The AIMS Master’s in Mathematical Sciences curriculum runs through three semesters.
• Core courses are mandatory for all students for all programs, as well as an oral defence of the research project at the end of the academic year, followed by a graduation ceremony.
• Semester I Skills Courses are compulsory and designed to provide introductory and foundational material to all students, to achieve predefined outcomes, with little flexibility in their content. In this phase, the various programs have many courses in common.
• Semester II Review Courses include a wide range of topical issues and allow for flexibility in course design for each program.
• The structured program includes courses like optimal control, topology and functional analysis, numerical method for PDEs, computational commutative algebra, elliptic curve and cryptography, differential geometry, general relativity, quantum computing etc. While the Co-operative (co-op) program includes courses in machine learning, deep learning, neural network, computer security, data mining/web mining/text mining, biomathematics, database, mathematical modelling for network security, computational finance with python, case studies from industries in big data and computer security etc.
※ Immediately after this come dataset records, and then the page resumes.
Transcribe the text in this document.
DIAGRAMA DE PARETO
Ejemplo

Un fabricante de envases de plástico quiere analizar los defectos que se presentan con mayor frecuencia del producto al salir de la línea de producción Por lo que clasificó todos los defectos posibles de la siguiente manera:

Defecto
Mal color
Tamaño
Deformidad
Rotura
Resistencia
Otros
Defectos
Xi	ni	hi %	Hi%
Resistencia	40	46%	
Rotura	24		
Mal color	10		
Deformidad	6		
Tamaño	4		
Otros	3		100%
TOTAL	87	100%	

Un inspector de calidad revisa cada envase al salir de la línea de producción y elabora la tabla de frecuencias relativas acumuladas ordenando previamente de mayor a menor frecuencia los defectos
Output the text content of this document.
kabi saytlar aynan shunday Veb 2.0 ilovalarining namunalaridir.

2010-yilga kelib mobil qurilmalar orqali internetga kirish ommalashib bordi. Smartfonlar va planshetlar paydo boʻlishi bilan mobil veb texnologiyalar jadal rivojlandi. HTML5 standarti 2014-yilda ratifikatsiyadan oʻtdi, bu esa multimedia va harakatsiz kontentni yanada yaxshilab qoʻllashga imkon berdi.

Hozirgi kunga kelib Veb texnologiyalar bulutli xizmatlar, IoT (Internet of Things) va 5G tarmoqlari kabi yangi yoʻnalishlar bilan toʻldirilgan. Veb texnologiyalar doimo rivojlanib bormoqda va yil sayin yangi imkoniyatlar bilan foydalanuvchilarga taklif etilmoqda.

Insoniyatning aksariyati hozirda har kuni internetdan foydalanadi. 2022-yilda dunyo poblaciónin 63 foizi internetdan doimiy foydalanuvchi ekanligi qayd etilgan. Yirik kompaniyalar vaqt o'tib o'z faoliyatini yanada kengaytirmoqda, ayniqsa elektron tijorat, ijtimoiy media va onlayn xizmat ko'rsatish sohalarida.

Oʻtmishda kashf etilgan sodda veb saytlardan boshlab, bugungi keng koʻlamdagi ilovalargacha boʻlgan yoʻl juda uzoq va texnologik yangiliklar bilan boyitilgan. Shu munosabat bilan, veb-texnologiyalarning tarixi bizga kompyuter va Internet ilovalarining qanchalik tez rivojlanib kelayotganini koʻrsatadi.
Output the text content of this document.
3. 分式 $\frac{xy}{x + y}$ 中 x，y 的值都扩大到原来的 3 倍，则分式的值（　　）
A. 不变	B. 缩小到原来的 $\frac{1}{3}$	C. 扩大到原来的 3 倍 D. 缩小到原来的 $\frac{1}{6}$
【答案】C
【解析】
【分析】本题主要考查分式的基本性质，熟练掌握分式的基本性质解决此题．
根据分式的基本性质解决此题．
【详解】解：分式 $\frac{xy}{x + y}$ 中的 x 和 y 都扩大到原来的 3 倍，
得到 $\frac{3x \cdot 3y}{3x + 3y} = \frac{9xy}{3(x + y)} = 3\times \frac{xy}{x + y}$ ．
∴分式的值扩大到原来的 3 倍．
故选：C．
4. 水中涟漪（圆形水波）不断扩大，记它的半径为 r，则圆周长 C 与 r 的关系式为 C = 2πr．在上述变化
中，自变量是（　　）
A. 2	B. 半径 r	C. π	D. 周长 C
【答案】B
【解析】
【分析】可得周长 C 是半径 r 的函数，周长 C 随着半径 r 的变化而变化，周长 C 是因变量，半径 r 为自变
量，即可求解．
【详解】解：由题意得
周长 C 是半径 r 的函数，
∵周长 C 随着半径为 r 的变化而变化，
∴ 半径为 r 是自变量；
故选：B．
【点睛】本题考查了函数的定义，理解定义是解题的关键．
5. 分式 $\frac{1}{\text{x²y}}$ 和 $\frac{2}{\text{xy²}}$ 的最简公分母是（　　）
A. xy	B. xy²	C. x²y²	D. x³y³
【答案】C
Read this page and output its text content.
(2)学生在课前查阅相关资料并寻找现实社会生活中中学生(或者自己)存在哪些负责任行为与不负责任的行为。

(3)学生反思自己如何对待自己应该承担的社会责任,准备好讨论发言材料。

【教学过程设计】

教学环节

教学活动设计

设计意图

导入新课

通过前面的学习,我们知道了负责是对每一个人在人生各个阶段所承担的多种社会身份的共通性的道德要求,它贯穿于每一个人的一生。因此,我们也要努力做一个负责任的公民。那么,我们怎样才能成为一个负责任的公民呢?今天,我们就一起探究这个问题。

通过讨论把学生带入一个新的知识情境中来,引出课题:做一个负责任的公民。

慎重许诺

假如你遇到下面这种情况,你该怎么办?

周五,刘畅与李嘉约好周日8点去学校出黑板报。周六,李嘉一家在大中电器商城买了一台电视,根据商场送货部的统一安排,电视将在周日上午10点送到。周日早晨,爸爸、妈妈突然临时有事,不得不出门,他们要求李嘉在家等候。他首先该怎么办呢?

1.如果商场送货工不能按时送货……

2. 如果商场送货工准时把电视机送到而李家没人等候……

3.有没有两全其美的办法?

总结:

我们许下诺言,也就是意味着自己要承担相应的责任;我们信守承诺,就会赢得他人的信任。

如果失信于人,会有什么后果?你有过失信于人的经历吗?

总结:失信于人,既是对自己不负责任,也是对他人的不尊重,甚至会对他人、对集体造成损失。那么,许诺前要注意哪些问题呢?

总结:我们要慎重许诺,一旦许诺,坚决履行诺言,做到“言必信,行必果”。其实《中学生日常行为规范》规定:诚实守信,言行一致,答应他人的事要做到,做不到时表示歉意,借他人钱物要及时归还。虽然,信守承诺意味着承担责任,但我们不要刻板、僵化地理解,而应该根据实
• Students are required to complete two out of the three available review courses in each time slot.
• The ongoing communication skills, entrepreneurship and leadership skills, as well as computing classes, are compulsory for all programs.
• Semester III is designed for work placement for co-op students and a simultaneous research phase for all programs.
• Co-op Students are required to spend six months of internship in a local or international company, to gain hands-on experience and prepare for future career opportunities. Co-op students are required to submit internship reports at the end of the work term. The research phase begins one month before the work placement and resumes in November at the end of the internship phase.
• Students enrolled in the structured program are required to define their research projects by January-February. During this phase, they get familiarized with the project, get to know their supervisors and start reading on their free time. As from April to the end of the program in June, structured program students focus solely on research.
• After defending their research projects before a jury composed of professors from universities in the host country and abroad, research students graduate in June, while co-op students graduate in February of the following year.